“Well Belle, you may be right, but I think I would have risked it. I don’t think because Mr. Romaine drinks occasionally that I would have given him up. Oh young men will sow their wild oats.”
“And as we sow, so must we reap, and as to saying about young men sowing their wild oats, I think it is full of pernicious license. A young man has no more right to sow his wild oats than a young woman. God never made one code of ethics for a man and another for a woman. And it is the duty of all true women to demand of men the same standard of morality that they do of woman.”
“Ah Belle that is very fine in theory, but you would find it rather difficult, if you tried to reduce your theory to practice.”
“All that may be true, but the difficulty of a duty is not a valid excuse for its non performance.”
“My dear cousin it is not my role to be a reformer. I take things as I find them and drift along the tide of circumstances.”
“And is that your highest ideal of life? Why Jeanette such a life is not worth living.”
“Whether it is or not, I am living it and I rather enjoy it. Your vexing problems of life never disturb me. I do not think I am called to turn this great world ‘right side up with care,’ and so I float along singing as I go,
“I’d be a butterfly born in
a bower
Kissing every rose that is pleasant and
sweet,
I’d never languish for wealth or
for power
I’d never sigh to have slaves at
my feet.”
“Such a life would never suit me, life must mean to me more than ease, luxury and indulgence, it must mean aspiration and consecration, endeavor and achievement.”
“Well, Belle, should we live twenty years longer, I would like to meet you and see by comparing notes which of us shall have gathered the most sunshine or shadow from life.”

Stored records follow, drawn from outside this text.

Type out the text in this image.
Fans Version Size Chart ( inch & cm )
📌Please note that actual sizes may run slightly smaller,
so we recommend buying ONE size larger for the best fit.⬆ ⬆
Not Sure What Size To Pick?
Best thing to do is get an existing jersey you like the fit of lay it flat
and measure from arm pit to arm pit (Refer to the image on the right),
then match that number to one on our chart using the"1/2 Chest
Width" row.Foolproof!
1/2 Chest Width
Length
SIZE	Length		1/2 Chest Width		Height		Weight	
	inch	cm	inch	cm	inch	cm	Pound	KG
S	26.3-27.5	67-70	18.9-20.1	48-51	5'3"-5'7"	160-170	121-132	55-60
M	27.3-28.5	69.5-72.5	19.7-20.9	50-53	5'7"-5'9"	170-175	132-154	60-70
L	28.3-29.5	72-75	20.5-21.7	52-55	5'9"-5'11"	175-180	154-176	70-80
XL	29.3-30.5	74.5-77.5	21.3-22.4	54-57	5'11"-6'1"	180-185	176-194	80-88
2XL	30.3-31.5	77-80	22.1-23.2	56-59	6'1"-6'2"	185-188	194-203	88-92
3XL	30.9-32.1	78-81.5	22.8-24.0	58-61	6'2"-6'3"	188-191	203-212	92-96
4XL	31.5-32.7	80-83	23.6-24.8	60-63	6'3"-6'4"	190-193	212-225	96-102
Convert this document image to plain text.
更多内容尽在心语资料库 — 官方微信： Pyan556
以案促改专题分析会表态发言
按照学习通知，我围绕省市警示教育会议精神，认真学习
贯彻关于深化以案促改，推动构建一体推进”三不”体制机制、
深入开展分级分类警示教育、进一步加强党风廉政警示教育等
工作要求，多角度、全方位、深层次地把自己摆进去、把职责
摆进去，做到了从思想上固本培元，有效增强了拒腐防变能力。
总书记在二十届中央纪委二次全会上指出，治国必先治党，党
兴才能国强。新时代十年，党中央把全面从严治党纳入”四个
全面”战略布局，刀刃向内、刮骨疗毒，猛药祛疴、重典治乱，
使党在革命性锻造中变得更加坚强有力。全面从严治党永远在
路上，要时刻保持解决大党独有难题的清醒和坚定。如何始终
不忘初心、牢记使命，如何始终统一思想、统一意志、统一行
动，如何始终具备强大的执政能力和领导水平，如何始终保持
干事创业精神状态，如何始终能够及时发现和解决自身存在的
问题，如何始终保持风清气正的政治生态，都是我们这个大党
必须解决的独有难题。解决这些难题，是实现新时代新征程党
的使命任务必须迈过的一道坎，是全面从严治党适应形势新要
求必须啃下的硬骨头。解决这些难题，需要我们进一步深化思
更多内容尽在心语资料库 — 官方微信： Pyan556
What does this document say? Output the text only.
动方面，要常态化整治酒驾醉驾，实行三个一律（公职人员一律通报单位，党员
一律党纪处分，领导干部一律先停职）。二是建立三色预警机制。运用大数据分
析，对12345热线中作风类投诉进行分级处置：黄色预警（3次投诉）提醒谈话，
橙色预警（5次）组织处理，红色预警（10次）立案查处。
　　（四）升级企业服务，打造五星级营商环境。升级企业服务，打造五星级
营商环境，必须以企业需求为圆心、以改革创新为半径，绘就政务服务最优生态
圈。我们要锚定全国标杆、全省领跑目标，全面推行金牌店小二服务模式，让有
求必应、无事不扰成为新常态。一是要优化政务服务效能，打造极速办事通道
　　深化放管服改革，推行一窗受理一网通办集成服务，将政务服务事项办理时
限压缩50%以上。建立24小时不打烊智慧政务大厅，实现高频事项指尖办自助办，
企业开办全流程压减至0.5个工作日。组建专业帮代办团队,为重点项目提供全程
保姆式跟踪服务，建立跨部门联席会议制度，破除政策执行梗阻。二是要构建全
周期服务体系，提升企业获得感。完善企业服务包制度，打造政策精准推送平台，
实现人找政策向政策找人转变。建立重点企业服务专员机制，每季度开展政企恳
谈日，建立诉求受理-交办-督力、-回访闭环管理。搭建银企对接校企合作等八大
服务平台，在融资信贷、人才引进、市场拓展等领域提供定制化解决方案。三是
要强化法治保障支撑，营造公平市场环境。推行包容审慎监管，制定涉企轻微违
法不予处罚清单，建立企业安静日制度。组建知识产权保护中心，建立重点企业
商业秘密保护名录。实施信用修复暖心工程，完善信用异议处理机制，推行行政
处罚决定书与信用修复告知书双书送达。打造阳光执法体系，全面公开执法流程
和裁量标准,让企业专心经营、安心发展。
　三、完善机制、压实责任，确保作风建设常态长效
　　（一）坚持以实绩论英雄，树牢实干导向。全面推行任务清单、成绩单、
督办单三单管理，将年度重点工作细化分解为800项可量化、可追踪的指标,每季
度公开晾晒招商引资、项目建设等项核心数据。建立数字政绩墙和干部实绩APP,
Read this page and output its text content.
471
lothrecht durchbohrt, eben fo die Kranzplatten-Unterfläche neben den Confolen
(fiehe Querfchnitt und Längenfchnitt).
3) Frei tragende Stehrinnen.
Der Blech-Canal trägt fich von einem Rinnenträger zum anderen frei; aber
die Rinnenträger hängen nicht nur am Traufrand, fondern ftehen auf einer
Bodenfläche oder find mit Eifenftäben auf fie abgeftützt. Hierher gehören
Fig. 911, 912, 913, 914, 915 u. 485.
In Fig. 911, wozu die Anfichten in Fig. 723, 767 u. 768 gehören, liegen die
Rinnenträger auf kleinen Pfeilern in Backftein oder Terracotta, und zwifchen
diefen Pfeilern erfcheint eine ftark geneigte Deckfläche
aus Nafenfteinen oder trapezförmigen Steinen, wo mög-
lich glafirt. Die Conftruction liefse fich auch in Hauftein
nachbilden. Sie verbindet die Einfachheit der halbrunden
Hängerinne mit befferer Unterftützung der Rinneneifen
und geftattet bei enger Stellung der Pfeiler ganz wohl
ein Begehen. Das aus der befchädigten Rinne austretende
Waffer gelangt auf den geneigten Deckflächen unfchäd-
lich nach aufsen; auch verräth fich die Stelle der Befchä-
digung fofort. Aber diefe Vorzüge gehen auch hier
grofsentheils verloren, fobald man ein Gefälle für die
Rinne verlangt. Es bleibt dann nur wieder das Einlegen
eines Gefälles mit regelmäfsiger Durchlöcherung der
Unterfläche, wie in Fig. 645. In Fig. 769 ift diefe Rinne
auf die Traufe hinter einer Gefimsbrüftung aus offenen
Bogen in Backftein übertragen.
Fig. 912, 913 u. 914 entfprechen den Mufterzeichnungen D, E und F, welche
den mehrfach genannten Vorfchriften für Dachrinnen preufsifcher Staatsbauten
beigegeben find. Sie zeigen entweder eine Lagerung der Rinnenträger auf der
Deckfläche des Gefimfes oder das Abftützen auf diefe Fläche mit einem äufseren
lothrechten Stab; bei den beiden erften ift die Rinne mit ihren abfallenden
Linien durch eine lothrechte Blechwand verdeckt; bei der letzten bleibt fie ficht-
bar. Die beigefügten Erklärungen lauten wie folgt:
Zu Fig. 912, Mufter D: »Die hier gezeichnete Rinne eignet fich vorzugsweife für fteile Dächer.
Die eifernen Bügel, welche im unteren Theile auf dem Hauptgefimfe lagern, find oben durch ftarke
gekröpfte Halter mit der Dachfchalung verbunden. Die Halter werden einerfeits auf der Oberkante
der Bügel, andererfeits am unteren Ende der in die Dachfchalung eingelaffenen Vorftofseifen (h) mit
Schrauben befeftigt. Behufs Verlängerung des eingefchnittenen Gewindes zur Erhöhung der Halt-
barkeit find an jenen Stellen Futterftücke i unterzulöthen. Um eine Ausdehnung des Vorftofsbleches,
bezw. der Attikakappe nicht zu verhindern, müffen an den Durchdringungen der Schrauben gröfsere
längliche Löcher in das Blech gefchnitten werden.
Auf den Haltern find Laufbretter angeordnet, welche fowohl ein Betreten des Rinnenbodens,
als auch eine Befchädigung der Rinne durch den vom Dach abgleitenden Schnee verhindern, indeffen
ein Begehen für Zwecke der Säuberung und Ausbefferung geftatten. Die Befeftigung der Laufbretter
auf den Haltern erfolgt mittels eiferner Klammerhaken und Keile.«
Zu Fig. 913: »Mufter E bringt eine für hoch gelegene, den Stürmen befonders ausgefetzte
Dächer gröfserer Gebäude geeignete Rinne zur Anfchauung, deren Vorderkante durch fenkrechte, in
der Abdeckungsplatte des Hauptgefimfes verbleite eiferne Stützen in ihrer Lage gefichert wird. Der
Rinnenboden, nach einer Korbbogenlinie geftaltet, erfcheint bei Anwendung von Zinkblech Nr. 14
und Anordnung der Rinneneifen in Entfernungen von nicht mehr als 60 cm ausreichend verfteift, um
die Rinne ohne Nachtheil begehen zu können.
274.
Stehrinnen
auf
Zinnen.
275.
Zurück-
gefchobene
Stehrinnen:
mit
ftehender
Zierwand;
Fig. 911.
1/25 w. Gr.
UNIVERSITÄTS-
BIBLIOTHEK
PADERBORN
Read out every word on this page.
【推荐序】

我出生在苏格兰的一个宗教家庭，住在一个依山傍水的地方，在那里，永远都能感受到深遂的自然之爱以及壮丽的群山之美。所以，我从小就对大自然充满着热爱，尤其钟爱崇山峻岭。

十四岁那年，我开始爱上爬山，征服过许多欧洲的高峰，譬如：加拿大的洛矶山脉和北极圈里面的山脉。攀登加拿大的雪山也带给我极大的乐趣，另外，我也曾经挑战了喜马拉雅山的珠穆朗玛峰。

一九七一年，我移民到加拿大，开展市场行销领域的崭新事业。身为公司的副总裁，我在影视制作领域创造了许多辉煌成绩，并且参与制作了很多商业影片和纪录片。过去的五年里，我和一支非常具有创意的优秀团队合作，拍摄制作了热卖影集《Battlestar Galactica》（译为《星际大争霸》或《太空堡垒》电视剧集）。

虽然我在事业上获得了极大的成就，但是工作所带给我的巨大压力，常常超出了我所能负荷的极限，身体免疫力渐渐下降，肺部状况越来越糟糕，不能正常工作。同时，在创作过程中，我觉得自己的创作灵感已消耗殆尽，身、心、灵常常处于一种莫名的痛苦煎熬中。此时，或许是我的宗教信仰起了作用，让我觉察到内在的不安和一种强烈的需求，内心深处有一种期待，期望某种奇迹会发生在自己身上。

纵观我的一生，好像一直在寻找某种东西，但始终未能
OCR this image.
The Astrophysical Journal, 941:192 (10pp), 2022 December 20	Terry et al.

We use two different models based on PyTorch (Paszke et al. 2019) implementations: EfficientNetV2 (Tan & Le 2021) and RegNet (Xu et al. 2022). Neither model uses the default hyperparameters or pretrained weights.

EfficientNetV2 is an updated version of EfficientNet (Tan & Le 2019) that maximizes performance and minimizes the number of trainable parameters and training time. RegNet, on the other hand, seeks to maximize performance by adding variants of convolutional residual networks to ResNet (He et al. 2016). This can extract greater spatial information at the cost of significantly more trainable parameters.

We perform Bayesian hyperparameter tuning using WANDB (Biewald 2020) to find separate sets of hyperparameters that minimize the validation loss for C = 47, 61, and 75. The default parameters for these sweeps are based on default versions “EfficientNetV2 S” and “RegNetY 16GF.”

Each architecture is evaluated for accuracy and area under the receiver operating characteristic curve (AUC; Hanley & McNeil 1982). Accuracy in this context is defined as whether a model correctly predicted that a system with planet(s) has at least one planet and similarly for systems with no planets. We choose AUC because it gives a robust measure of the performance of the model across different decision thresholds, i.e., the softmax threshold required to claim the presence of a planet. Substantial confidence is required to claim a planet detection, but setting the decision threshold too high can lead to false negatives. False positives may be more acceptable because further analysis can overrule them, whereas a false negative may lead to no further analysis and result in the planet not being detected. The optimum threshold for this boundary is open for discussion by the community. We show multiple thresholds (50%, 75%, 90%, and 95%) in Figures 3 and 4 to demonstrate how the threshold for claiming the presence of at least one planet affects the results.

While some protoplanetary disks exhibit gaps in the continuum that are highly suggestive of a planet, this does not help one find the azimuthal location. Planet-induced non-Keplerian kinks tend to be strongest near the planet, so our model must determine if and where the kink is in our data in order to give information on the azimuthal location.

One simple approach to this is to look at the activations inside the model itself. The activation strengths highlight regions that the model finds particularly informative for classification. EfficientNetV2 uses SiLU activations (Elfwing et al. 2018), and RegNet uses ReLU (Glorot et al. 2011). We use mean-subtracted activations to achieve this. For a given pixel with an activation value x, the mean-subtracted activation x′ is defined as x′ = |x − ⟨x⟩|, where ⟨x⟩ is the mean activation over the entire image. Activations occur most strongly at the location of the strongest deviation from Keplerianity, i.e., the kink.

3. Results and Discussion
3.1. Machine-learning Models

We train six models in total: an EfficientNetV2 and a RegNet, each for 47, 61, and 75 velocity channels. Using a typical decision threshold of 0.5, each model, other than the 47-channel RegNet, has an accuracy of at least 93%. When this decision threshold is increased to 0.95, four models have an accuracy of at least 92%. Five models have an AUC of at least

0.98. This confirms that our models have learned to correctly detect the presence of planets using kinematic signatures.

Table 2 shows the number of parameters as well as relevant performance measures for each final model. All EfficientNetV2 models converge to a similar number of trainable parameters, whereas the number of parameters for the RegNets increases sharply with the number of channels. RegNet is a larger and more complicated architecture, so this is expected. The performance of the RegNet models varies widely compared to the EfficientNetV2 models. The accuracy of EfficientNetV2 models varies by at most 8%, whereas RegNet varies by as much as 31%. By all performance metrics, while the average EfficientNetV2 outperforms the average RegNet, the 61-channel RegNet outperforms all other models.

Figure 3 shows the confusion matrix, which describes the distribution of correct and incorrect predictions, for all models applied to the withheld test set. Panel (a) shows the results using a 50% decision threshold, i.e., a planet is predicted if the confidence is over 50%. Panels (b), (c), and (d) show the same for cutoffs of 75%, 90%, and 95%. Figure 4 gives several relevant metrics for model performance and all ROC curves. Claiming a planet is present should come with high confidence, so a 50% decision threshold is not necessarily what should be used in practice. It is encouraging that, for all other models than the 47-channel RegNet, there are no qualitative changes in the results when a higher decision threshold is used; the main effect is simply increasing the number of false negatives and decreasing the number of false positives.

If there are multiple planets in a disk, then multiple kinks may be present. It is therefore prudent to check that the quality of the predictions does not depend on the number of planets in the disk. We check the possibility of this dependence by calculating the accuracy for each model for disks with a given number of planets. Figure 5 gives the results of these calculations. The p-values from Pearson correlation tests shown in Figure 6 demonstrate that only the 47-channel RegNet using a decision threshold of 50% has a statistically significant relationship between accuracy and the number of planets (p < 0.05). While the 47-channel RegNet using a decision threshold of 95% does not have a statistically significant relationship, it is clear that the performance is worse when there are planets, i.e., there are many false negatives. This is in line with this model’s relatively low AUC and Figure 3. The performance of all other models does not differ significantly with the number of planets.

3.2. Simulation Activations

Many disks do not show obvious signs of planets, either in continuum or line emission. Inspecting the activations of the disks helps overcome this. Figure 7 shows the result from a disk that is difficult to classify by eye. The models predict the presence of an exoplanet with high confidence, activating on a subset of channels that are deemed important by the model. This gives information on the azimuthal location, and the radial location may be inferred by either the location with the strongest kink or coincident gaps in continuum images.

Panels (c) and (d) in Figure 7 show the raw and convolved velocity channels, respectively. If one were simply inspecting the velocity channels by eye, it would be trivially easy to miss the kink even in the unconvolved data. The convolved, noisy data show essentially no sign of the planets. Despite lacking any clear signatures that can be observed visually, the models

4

“Yes Jeanette we will meet in less than twenty years, but before then your glad light eyes will be dim with tears, and the easy path you have striven to walk will be thickly strewn with thorn; and whether you deserve it or not, life will have for you a mournful earnestness, but notwithstanding all your frivolity and flippancy there is fine gold in your character, which the fire of affliction only will reveal.”
Chapter III
[Text missing.]
Chapter IV
“How is business?”
“Very dull, I am losing terribly.”
“Any prospect of times brightening?”
“I don’t see my way out clear; but I hope there will be a change for the better. Confidence has been greatly shaken, men of[?] business have grown exceedingly timid about investing and there is a general depression in every department of trade and business.”